A Day In The Life Of A Software Engineer

3 minute read

It’s early in the morning, the sun’s rays have just broken through the foggy horizon. The early birds are busy singing, energized by the calories of the unfortunate early worms. Every ten minutes or so the sound of the train can be heard from a distance. It’s just an amazing morning. I feel this air of invincibility, that I can do anything, solve any problem and scale any height. It’s gonna be a great day.

After completing my morning rituals which included my very first meditation session (great but lots of improvement needed), I switch on my computer ready to conquer the world. After all I’m a software engineer, the greatest of my kind. My species comprises only of weird geniuses whose mission is to transform the world one line of code at a time. I love what I do.

I open the Jira board to see what mountain there is that is so unfortunate to meet its demise so early. My job is to crush those seemingly too-high-to-climb mountains that no mere mortal dares come near but are so vital for the business. Wait, can I call myself a Mountain Crusher now :thinking:? I look through the list for a nice green story to munch but my attention is quickly drawn to something that seems to be out of place. I’ve never seen this kind of story before. It’s prefixed with BUG :scream:! I’m confused, surprised and a bit angry. From whence comest thou?

Who has committed such a grave sin? Definitely not me, I am a genius. I don’t write buggy code. It must be someone else and they need to be ashamed of themselves. Wait a minute, it looks like it’s an issue with that simple problem I solved a couple of days ago. How can that be? It was the simplest thing I’ve ever done, way beneath my incredibly high-powered brain. Besides, I wrote unit tests for it. I’m sure the testers missed something. Let me investigate further and expose them (I don’t do that by the way).

Actually they are right I missed something. Suddenly the air of invincibility is sucked out of my gut. I big thud can be heard – it’s my ego falling. The bubble of genius pops, I feel deflated. The Mountain Crusher has been tripped by a small pebble. I feel like a fraud. Do I deserve to be here? The inferiority complex that plagued me from my childhood slowly begins to set in. The high I felt when I woke up has been replaced by a desperate low, the depth of which is unfathomable. Anyhoo, let me quickly fix this bug and get on with more important problems awaiting me. It’s not gonna take too long.

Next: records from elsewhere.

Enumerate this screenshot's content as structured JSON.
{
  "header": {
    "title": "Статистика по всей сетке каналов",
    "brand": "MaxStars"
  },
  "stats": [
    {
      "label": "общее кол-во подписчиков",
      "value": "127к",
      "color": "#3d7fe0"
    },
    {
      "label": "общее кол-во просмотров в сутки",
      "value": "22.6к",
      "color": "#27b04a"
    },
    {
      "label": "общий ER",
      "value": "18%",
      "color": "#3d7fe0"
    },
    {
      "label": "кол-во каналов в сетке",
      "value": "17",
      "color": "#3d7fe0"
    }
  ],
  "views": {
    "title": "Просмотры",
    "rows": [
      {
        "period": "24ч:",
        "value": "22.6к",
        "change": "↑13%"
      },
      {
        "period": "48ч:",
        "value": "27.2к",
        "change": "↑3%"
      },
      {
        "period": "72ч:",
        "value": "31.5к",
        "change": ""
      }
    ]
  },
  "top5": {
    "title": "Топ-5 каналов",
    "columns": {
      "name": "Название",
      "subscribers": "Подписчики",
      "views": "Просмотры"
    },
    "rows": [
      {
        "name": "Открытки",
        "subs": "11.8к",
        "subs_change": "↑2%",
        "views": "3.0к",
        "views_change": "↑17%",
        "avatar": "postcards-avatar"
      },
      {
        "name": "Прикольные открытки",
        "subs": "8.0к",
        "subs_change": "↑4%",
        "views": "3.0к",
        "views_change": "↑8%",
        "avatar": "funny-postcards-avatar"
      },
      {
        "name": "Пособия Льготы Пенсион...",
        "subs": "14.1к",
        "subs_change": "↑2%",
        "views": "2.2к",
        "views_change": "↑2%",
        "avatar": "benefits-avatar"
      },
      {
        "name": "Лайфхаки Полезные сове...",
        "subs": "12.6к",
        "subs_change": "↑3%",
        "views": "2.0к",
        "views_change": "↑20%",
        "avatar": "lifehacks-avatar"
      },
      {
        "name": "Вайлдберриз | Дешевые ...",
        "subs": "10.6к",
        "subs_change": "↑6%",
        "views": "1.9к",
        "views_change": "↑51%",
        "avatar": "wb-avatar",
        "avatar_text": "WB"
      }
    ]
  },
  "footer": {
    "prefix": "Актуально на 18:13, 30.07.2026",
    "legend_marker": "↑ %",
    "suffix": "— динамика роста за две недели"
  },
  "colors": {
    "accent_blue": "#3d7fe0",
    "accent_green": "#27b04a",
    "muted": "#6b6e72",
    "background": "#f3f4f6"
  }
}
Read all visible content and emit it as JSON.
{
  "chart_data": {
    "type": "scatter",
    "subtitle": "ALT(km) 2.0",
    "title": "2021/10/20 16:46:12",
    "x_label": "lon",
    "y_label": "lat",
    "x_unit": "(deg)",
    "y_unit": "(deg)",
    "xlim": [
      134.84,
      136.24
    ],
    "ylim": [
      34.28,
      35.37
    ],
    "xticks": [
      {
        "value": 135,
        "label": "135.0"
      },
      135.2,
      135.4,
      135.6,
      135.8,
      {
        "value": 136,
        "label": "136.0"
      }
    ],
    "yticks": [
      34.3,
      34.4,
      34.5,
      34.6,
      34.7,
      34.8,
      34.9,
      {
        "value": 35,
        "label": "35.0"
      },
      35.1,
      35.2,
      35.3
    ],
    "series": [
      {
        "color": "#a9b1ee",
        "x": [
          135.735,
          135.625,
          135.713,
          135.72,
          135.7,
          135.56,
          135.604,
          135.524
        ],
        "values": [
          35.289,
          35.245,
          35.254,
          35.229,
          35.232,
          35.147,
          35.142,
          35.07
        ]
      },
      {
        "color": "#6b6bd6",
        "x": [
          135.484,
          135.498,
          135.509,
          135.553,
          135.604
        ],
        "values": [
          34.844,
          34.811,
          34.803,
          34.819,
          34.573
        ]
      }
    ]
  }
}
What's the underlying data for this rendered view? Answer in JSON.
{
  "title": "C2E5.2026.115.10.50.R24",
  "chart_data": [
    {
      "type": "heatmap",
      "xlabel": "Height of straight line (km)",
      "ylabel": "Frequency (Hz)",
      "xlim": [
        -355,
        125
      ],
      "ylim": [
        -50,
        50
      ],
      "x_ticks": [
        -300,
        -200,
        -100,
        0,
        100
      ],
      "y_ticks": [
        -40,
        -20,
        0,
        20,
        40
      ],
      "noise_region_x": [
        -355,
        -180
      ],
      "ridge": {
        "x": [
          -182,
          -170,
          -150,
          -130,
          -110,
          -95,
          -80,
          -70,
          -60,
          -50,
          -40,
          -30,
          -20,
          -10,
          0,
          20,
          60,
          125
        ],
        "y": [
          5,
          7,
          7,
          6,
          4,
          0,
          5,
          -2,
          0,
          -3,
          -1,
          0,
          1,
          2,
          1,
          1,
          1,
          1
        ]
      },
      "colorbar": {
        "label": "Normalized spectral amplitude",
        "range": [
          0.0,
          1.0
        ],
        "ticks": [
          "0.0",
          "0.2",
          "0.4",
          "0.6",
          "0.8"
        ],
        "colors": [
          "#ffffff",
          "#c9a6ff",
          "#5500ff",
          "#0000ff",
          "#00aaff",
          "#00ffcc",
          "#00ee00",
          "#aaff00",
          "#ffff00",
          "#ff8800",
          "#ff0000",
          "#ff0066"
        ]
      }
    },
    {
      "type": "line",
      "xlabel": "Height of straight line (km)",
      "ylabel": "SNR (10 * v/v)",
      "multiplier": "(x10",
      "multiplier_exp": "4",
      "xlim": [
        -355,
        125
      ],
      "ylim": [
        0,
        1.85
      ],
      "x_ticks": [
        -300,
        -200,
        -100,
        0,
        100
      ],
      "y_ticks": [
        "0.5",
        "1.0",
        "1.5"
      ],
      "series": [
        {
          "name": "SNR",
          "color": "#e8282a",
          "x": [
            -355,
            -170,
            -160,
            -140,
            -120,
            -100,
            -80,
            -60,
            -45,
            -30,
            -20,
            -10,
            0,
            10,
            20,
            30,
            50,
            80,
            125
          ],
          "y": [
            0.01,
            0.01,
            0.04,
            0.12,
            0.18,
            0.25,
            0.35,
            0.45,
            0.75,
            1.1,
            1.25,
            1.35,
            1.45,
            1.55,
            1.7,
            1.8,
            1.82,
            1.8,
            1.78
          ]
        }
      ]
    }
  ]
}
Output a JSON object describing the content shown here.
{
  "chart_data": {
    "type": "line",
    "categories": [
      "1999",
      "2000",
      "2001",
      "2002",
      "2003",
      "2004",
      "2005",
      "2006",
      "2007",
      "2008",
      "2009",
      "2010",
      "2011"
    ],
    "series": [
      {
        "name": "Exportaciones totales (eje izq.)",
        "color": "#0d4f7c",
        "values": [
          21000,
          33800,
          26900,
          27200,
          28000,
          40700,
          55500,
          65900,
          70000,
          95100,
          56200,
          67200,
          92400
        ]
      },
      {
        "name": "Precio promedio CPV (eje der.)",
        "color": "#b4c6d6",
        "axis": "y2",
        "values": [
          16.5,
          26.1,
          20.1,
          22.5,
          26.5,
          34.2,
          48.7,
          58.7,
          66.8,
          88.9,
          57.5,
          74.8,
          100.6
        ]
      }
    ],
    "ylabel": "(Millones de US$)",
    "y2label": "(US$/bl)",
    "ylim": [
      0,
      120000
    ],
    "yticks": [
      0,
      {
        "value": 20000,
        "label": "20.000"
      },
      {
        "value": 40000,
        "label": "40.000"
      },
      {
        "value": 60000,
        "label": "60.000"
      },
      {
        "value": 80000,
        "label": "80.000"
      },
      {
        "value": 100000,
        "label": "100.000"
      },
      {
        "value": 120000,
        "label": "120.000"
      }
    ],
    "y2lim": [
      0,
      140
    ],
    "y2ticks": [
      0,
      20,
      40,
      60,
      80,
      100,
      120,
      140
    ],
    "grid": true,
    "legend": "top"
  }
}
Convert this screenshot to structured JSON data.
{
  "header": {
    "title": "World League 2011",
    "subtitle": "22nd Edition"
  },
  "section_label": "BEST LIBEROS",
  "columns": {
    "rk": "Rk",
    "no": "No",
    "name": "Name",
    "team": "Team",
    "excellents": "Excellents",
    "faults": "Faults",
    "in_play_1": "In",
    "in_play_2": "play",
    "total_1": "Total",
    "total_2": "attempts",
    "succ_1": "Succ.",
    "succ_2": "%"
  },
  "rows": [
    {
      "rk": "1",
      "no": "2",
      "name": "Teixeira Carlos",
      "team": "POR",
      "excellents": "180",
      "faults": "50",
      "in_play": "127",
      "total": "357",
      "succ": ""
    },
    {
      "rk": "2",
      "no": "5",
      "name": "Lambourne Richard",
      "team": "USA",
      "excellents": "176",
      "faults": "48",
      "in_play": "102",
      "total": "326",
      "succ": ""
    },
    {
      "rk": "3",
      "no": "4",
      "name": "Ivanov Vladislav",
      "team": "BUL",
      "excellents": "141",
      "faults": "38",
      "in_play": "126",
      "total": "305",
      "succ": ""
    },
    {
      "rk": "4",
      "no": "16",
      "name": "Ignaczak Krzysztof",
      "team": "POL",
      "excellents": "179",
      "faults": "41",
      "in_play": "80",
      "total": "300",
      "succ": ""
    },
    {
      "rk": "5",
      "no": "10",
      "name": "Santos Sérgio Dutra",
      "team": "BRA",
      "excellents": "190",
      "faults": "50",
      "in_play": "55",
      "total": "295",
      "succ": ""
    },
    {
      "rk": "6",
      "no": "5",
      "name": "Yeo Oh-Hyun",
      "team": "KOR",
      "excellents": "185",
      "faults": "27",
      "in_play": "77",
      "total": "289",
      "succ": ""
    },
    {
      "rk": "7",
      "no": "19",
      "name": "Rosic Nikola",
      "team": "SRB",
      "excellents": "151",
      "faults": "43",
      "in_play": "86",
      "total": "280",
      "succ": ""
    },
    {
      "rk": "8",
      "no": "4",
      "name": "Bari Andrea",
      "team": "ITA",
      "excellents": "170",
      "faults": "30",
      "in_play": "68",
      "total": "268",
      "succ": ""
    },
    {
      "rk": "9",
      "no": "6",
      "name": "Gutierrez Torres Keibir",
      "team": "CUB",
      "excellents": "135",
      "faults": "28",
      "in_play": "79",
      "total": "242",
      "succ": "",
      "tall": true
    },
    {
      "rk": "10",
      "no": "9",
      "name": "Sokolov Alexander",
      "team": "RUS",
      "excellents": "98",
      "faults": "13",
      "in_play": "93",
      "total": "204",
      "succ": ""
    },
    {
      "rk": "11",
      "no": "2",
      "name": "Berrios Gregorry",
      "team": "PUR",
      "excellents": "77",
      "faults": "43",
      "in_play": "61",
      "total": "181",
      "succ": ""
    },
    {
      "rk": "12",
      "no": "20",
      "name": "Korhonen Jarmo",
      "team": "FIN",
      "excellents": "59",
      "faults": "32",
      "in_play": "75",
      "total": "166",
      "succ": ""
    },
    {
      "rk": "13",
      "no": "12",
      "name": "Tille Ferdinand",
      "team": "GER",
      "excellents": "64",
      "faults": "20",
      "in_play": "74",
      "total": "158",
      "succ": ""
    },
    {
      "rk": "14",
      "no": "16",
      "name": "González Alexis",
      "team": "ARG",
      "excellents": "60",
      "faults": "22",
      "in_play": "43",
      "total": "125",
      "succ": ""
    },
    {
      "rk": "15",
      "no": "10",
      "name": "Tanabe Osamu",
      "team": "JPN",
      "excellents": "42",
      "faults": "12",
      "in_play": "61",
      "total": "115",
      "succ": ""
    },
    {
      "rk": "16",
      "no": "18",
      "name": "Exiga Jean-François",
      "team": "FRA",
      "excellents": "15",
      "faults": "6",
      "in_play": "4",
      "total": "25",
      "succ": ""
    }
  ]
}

Three hours later, what looked like a five minute job is finally complete. I eventually had to ask someone to help me. Had I done that sooner I wouldn’t have spent so long on this task. I didn’t want to show my weakness to my fellow geniuses. I absolutely loathe looking weak and stupid. Everyone believes I am a genius and I want to keep it that way at all costs.

Finally I get a chance to solve more ‘important’ problems. That bug was a necessary annoyance after all. I’m now very thorough, ensuring my tests cover all bases, even those that seem to be trivial and obvious. I don’t want to feel what I felt earlier again, ever! What a vain pipe dream. I better get used to this feeling because the following morning I experienced it again, and the morning after that…

It’s five o’clock in the afternoon and I’m ready to shut down my computer. It has been a long day that turned out to be the complete opposite of what I envisioned when I woke up. But this experience was not futile, neither was it in vain. I learnt something today, something I wasn’t taught at school. Here’s what I learnt:

  • We’re all human after all. There’s no sub-species of ultra-genius individuals who can do no wrong.
  • The only way you’re gonna have bug-free code is when you write no code at all. There is no perfect software.
  • It is the seemingly trivial things that come back to haunt us. Take great care of every task no matter how small and insignificant it looks.
  • Asking for help is not a sign of weakness. In fact, it is a weakness to fear appearing weak. As Jacques-Benigne Bossuet correctly put it “The greatest of all weaknesses is the fear of appearing weak”. We all learn from each other – iron sharpens iron.
  • I love what I do. The highs and the lows, the victories and the crushing defeats, all of it.